Likely Mitigating ControlsAI
Per-CVE control mapping for this CVE has not run yet; the list below is derived from the weakness types (CWEs) cited in the NVD entry.
Enables users to notice when hard-coded credentials have been exploited for unauthorized access.
Security training explicitly warns against hard-coded credentials, lowering their use in systems.
Policy and procedures prohibit hard-coded credentials in favor of managed authentication.

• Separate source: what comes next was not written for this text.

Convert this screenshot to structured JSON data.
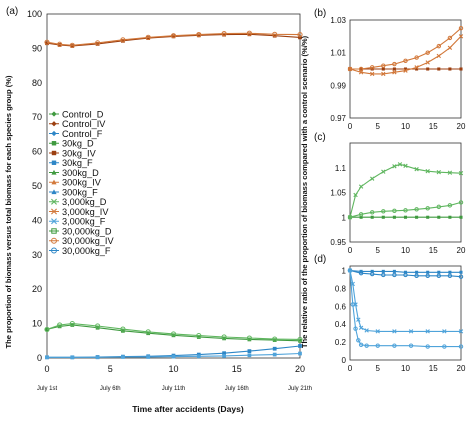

External identity providers eliminate the need for hard-coded credentials in applications.
Changing default authenticators prior to first use and protecting content prevents use of hard-coded credentials.
Central credential stores and rotation policies remove the need for hard-coded credentials in configuration files or code.
Intelligence programs surface reports of campaigns that abuse hard-coded credentials in products, prompting removal or replacement and thereby reducing successful exploitation.
Planned investment enables secure credential storage and management systems instead of hard-coded credentials.
Security SummaryAI
CVE-2026-42372 is a hardcoded credentials vulnerability (CWE-798) affecting the D-Link DIR-605L Hardware Revision A1 router, an End-of-Life (EOL) device. The flaw involves a telnet backdoor that starts a telnet daemon at boot via the /bin/telnetd.sh script. This daemon uses hardcoded credentials—username "Alphanetworks" and static password "wrgn35_dlwbr_dir605l"—sourced from /etc/alpha_config/image_sign. A custom telnetd binary accepts a -u user:password flag, while the custom login binary employs strcmp() for credential validation. The vulnerability carries a CVSS v3.1 base score of 8.8 (AV:A/AC:L/PR:N/UI:N/S:U/C:H/I:H/A:H).
An unauthenticated attacker on the local network (adjacent access) can exploit this backdoor with low complexity and no privileges required. By connecting to the telnet service and supplying the known credentials, the attacker gains a root shell, achieving full administrative control over the device, including high confidentiality, integrity, and availability impacts.
Advisories, including those from Securin.io, confirm the device is EOL and will not receive patches or firmware updates for mitigation. Security practitioners should isolate or decommission affected DIR-605L A1 routers, as no vendor remediation is available. References: https://www.securin.io/zero-day/cve-2026-42372-hardcoded-telnet-backdoor-in-d-link-dir-605l-a1-end-of-life-.
Details
- CWE(s)
AI Security AnalysisAI
- AI Category
- Other AI Platforms
- Risk Domain
- N/A
- OWASP Top 10 for LLMs 2025
- None mapped
- MITRE ATLAS Techniques
- None mapped
- Classification Reason
- Matched keywords: backdoor
MITRE ATT&CK Enterprise TechniquesAI
Why these techniques?
Hardcoded telnet credentials directly enable Valid Accounts (default/backdoor account T1078.001) to access Remote Services (telnet T1021) and obtain a root Unix shell (T1059.004).